Saturday, February 11, 2006

Upcoming Presentations

The handout for my poster presentation at the Texas Music Educators Association annual conference is now online. I'm showing the value of the American Memory Project in their classroom.

Also, the abstract of my presentation at the Lunar and Planetary Science Conference is up. I'll be letting them know about the NACO and SACO projects and that they should talk with their librarians to get subject headings, cross references, classification numbers and name headings correct and more useful to their work.

I'm excited about getting out of the library circle and spreading the message to other communities.

Friday, February 10, 2006

ESBN Identifier

A new identifier for e-resources is the Electronic Standard Book Number ESBN. Not sure if they are related to any standards body or just someone who thinks it is a good idea.
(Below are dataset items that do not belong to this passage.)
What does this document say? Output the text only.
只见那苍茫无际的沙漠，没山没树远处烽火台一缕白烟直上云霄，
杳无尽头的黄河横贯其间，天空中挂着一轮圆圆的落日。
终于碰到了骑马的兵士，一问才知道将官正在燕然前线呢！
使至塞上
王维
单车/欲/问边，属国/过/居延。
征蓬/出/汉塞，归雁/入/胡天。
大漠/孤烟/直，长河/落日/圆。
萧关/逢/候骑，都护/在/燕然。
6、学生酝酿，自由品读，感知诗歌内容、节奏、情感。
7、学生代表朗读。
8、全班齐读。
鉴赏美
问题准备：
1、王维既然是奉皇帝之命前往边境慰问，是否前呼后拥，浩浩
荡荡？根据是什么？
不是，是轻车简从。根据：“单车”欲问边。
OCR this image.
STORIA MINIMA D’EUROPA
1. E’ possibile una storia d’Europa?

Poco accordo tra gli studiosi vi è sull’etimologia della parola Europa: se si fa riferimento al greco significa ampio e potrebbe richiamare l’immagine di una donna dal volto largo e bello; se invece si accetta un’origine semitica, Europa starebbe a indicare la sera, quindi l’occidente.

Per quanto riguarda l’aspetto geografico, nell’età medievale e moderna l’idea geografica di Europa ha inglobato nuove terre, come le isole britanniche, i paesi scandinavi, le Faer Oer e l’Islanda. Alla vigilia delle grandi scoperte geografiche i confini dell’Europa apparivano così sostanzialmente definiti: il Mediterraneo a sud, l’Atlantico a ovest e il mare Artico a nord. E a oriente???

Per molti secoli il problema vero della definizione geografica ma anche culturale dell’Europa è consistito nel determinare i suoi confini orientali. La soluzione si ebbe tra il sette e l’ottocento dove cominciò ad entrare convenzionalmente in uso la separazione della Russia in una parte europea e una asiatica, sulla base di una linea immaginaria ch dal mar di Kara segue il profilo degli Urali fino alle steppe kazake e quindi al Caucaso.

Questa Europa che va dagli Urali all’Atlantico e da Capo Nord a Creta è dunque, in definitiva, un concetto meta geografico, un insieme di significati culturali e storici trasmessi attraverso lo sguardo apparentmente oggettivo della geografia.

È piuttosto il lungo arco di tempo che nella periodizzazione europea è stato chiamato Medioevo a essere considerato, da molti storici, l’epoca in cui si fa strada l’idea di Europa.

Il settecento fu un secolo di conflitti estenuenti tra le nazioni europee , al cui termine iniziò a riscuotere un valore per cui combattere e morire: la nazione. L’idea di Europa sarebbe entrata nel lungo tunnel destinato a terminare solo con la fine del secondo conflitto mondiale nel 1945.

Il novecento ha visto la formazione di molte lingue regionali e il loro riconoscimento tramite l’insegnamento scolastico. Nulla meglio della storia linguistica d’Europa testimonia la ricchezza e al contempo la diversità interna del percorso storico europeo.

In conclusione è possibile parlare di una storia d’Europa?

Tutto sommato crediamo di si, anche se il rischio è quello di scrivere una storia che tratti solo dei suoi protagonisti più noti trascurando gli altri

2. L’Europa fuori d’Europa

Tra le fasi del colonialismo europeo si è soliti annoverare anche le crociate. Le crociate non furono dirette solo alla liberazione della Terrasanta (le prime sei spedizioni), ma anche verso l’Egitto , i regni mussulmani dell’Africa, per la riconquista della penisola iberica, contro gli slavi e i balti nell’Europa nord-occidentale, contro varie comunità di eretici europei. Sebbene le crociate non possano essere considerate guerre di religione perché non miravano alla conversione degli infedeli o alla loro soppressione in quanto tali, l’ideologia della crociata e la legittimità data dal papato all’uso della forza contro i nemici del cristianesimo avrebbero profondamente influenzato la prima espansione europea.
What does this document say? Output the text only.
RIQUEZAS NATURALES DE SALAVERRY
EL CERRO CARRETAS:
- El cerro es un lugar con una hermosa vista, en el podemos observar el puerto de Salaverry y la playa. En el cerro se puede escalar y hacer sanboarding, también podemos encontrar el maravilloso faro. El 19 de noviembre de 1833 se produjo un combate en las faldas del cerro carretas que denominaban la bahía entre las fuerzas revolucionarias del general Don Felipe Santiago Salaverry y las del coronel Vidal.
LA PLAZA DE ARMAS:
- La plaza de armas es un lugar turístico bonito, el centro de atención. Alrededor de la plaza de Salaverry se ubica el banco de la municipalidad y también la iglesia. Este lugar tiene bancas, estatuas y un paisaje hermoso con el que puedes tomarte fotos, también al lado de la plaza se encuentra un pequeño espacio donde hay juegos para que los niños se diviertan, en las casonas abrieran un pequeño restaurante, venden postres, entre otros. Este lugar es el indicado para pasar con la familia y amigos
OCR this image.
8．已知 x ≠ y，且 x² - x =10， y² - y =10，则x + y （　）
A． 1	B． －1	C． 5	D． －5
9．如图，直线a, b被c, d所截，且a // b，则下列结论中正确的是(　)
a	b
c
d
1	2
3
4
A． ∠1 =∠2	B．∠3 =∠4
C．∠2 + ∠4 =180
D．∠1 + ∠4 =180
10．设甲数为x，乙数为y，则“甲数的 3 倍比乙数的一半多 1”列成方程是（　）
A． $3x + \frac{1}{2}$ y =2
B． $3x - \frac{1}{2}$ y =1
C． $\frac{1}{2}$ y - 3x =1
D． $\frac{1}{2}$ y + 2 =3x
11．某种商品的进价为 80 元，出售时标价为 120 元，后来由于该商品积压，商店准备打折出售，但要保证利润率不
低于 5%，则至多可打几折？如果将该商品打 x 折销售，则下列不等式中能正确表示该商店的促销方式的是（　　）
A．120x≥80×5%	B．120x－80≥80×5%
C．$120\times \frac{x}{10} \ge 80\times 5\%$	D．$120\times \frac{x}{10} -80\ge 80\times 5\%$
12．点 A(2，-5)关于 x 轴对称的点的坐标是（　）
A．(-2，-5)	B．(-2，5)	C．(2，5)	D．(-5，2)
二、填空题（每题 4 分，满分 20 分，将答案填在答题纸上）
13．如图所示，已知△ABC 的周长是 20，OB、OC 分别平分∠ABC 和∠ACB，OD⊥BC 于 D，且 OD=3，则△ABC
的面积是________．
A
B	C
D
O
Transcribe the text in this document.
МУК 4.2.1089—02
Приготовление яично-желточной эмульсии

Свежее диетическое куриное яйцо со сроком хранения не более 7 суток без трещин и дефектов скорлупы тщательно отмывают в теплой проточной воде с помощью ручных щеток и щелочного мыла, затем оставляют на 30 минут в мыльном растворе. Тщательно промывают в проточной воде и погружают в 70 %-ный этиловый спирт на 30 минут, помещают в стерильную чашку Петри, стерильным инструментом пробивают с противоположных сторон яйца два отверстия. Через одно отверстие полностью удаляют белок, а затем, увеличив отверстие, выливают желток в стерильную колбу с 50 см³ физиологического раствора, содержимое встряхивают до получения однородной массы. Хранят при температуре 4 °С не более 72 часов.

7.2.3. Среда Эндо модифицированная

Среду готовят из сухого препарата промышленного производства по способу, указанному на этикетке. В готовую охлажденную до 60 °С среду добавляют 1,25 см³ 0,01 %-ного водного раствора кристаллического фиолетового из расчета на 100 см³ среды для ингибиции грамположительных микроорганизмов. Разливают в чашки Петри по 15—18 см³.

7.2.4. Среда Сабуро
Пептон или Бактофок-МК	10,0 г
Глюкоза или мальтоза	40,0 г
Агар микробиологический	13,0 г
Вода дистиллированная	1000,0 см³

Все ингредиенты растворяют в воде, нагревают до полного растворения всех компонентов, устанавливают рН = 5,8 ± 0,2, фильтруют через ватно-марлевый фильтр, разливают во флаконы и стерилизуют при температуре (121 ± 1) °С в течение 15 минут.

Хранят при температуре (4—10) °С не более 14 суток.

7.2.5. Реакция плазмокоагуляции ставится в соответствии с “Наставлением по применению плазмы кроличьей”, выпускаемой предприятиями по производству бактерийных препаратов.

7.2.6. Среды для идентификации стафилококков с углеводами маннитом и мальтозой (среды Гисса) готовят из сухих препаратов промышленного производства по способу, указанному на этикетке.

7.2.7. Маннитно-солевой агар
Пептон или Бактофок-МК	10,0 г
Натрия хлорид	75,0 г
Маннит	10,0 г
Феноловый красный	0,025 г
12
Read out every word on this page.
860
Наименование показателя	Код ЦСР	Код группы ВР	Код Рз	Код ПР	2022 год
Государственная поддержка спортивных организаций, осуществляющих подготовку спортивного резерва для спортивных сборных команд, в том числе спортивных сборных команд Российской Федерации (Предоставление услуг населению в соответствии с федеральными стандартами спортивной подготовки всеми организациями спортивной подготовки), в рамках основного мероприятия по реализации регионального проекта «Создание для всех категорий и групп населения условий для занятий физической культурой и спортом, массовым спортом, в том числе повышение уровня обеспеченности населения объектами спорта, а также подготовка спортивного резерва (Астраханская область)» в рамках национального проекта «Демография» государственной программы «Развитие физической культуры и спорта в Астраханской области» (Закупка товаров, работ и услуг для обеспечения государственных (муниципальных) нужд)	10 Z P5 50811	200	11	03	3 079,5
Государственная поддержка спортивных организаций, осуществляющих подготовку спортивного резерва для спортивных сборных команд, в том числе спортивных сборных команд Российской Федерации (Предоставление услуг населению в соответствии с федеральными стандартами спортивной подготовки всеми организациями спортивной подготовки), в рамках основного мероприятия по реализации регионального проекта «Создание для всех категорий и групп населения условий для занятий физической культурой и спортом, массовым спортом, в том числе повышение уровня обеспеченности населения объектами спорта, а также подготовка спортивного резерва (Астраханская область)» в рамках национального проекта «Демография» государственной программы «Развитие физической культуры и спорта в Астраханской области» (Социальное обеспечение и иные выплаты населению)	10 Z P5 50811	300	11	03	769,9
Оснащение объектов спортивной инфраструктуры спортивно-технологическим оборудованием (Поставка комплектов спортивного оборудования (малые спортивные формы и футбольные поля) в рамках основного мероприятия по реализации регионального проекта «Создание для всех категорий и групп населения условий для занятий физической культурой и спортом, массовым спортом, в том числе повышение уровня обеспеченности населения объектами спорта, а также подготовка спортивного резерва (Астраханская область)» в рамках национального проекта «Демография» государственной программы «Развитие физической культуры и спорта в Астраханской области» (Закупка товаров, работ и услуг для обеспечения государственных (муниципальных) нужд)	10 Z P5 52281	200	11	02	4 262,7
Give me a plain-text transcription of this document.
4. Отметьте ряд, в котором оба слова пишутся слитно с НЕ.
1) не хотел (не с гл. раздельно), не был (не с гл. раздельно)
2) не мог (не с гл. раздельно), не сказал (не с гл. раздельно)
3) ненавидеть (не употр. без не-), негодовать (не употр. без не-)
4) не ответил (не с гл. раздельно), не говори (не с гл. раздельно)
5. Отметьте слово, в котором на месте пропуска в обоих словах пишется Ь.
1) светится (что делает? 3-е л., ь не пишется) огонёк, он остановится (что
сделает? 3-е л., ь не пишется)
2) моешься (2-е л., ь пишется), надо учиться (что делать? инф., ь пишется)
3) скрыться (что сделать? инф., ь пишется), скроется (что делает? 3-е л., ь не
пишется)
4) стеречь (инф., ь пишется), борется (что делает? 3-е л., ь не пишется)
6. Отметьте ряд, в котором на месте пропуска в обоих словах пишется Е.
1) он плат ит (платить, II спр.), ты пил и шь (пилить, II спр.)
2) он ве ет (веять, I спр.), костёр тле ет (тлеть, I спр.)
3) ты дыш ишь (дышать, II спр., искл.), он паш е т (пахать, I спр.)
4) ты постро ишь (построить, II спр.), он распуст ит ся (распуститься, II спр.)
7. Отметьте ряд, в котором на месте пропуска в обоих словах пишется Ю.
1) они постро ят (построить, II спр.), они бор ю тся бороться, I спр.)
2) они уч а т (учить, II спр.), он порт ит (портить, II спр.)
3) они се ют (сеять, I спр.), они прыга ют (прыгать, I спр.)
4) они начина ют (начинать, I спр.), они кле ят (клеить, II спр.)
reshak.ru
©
I think it is closer to the latter. So it might not last. Still they are free and free things have a chance of becoming a de facto standard. I've put one on Catalogablog.

Free Comic Book Day

Free Comic Book Day is Saturday, May 6. That's only 87 more days.

Wednesday, February 08, 2006

LibLime Newsletter

LibLime has just launched a newsletter. The newsletter will feature updates on Koha ILS, Evergreen ILS, and other open-source projects; sneak peeks at new product releases; tips for making open-source software work in libraries, etc. Folks can sign up for the newsletter online. The first issue has yet to appear, but the topics sound interesting.

Podcasting Librarians

I've just started a Frapper map for podcasting librarians. Anyone have a good picture for the icon?

If you are a podcasting librarian add your location to the map.

Tuesday, February 07, 2006

Citation Metadata

Bruce D'Arcus has begun work on a Citation Oriented Bibliographic Vocabulary.
A vocabulary to describe a general data model for scholarly citations. It covers three primary classes: events, agents, and bibliographic reference types. It is designed to offer a solid general relational model for citation metadata, and also to provide a specific superset of reference types in standard formats like BibTeX, RIS, and Refer/Endnote.
Seen on The FRBR Blog

Serial Title Changes

"My Highly Opinionated Note About ISSN" by Judy C. Holoviak of the American Geophysical Union discusses the problem with the current rules for title change and the resulting change in ISSN and OpenURL problems. It appears in the latest issue of the Geoscience Information Society Newsletter.
You may ask, "Why did our ISSN center feel compelled to change the number that had originally been assigned by them to JGR?" I certainly did. The answer was tied to the fact that AGU changed the cover design when the trim size of AGU journals was increased from roughly 6 x 10 to today's size in order to cut costs. With the additional real estate we decided to add what we thought - and still think - was a design element: the big block letters J G R. We did not change the title of the journal. (We had been sensitized by our colleagues in the library community about the problems created by title changes.) The LoC told us otherwise. Because the design element contains letters and was the largest thing on the cover, they, not AGU, changed the name of the Journal of Geophysical Research to JGR Journal of Geophysical Research and a change in the 'key title' triggered a change in the ISSN.
Not yet available on the Web site.

Monday, February 06, 2006


Reclassification of Electronic Product Catalogs: The "Apricot" Approach and Its Evaluation Results by Sven Abels and Axel Hahn appears in the latest Informing Science Journal.
Electronic Product Catalogs (EPCs) are becoming more and more important as businesses interact electronically with one another and with customers. EPCs are the databases in which businesses store information about their products. EPCs allow customers to locate items they wish to purchase and business partners to access a business's offerings. Typically each business's EPC is organized to meet the requirements of one of many competing standards. Problems arise when various business partners use different standards to organize their EPC. Translating a product catalog from one standard to another manually is no easy task, even for a single item, and the typical EPC contains thousands of items. This situation is known as the reclassification problem. The paper describes the problem in greater details and also proposes a solution, which we dub "the Apricot approach".
Deals with product catalogs, but the technique might be wider interrest.

Tag Cloud for Catalogablog

I've added You're It, a blog on tagging to the tag cloud at the bottom of the Web site.